When a Subpoena Arrives . . .

“We also call on all companies dealing with cryptocurrency: we need you to root out cryptocurrency abuses. To those who do not: we will hold you accountable where we can.”

Deputy Attorney General Monaco, Munich Security Conference, February 17, 2022

Many of the cryptocurrency investigations noted above were built on information provided through third-party subpoenas issued to unnamed cryptocurrency platforms. As DOJ becomes more proficient in blockchain investigations, it will inevitably look to cases that will move the needle for BSA and AML compliance within the mainstream cryptocurrency industry.
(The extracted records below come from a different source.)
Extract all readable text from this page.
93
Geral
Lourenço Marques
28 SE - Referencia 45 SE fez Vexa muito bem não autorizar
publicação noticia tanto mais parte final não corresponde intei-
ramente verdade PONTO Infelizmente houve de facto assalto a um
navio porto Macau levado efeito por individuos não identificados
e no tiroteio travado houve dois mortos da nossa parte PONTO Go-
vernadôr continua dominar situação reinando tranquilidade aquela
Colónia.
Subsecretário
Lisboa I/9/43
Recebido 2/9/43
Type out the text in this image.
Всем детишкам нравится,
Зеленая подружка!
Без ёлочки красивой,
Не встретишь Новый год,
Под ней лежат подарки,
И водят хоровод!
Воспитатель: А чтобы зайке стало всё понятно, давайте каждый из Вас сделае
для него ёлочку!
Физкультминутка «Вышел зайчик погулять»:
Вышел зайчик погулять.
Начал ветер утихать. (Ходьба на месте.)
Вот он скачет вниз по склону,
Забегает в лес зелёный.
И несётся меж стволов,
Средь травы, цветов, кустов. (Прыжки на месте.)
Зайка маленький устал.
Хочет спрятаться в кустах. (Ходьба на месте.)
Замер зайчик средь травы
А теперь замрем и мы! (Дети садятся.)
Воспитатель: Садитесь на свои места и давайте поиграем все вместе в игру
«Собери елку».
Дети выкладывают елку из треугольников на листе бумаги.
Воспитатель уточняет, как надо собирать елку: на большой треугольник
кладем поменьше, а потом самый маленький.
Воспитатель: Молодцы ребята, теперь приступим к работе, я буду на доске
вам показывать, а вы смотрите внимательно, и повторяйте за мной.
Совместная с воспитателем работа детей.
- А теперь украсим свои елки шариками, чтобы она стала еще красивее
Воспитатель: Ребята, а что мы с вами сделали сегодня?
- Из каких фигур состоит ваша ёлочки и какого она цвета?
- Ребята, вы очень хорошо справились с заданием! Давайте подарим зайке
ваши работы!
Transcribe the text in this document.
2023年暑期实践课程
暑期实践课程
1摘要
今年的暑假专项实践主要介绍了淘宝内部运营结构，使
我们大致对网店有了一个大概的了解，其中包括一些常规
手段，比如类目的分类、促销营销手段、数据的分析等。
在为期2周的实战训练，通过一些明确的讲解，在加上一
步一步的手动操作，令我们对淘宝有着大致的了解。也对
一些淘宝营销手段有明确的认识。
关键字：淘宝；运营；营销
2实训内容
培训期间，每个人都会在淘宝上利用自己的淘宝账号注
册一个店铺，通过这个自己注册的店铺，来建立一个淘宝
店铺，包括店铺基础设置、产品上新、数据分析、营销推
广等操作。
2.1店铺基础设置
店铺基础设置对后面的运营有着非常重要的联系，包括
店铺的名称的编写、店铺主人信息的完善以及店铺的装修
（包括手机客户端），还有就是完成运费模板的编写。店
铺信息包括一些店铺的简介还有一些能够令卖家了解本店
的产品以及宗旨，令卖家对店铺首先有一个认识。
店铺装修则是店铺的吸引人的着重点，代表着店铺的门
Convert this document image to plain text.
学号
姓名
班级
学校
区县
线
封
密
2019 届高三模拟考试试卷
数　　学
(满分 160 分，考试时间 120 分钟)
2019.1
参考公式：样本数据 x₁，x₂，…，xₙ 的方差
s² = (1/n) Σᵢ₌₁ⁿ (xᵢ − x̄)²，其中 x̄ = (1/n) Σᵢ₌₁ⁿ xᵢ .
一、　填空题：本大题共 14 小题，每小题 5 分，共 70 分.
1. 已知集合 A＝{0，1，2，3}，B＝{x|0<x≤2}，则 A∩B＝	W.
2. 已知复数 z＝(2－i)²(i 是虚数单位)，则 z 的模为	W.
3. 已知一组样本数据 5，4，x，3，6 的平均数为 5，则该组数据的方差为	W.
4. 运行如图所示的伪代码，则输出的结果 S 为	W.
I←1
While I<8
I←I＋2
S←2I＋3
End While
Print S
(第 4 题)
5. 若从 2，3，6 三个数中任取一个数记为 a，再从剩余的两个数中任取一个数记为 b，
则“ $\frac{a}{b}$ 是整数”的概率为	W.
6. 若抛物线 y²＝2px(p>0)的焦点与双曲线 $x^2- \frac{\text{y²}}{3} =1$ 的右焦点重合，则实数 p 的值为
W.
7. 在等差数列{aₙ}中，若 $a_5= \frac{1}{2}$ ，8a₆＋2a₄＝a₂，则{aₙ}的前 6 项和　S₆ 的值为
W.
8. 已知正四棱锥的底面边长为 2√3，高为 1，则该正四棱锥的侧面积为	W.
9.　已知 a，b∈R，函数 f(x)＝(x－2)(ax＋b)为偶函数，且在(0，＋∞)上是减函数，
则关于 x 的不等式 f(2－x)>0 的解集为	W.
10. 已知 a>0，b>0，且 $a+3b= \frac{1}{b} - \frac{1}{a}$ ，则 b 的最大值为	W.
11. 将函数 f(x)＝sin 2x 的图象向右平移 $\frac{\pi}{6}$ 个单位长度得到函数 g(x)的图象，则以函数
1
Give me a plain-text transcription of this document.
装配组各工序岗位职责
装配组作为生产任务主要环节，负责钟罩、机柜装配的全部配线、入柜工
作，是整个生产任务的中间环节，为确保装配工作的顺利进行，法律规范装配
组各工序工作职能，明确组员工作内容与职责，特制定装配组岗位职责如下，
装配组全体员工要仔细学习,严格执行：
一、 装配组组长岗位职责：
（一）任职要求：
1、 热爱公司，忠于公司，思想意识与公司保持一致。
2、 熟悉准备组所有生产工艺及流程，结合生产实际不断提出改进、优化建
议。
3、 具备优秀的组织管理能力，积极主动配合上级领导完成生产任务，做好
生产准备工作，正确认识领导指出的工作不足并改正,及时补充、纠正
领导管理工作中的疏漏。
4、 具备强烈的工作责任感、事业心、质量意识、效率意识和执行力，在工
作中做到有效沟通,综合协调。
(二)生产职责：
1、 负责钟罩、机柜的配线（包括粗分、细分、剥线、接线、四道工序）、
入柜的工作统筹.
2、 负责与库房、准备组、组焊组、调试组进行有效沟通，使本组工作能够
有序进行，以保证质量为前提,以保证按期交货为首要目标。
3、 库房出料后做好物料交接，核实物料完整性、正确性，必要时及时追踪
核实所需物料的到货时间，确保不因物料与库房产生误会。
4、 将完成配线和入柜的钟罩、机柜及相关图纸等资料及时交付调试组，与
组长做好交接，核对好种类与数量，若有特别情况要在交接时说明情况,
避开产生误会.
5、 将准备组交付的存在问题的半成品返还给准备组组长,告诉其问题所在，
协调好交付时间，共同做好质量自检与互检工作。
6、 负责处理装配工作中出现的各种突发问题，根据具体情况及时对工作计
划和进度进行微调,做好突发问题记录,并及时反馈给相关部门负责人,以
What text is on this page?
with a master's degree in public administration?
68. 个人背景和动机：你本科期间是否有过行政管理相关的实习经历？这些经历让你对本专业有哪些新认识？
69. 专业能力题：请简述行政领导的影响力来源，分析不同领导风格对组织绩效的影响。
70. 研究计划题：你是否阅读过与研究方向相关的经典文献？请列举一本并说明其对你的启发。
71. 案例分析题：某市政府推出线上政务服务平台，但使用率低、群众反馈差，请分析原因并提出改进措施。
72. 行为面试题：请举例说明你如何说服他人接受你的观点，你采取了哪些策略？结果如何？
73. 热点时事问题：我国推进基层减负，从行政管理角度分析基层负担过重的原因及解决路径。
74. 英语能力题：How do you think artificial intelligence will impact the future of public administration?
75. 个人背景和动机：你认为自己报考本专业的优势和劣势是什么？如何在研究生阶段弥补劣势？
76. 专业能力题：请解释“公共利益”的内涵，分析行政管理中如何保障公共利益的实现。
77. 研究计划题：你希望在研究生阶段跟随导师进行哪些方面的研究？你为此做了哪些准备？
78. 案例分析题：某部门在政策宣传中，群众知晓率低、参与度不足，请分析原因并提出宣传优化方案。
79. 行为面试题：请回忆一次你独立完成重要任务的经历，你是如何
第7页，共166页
In particular, the DOJ can be expected to seek out exchanges or other platforms that act as common cash-out points for illicit actors, with an eye to whether regulated financial institutions failed to identify and report suspicious information required by the BSA. Unique to the current wave of online financial services, the exponential growth that can be quickly generated by new blockchain platforms creates significant compliance challenges and risks, often providing law enforcement an easy pressure point.

In light of the DOJ’s heavy reliance on summary blockchain analytics as evidence to support significant action, recipients of subpoenas—third party or otherwise—should consider the following:

  • Law enforcement requesters often need to be educated about what portion of the subject activity is, or is not, readily visible on the blockchain and/or subject to particular blockchain analytics tools;
  • Regulators expect a subpoena to trigger an investigation into whether the filing of a Suspicious Activity Report (SAR) is necessary;
  • A subpoena may indicate a need to review your exposure to the subject and the alleged conduct, and to determine the company’s role as a counterparty, pass-through or layering vehicle, or cash-out point;
  • A subpoena may be a basis to review whether earlier blockchain alerts or other indicators suggest a SAR should have previously been filed;
  • Other accounts outside the scope of the subpoena, but related to the subject or activity, may need review, a SAR filing, or other action; and
  • You may need to evaluate existing monitoring rules and policies that failed to identify suspect behavior.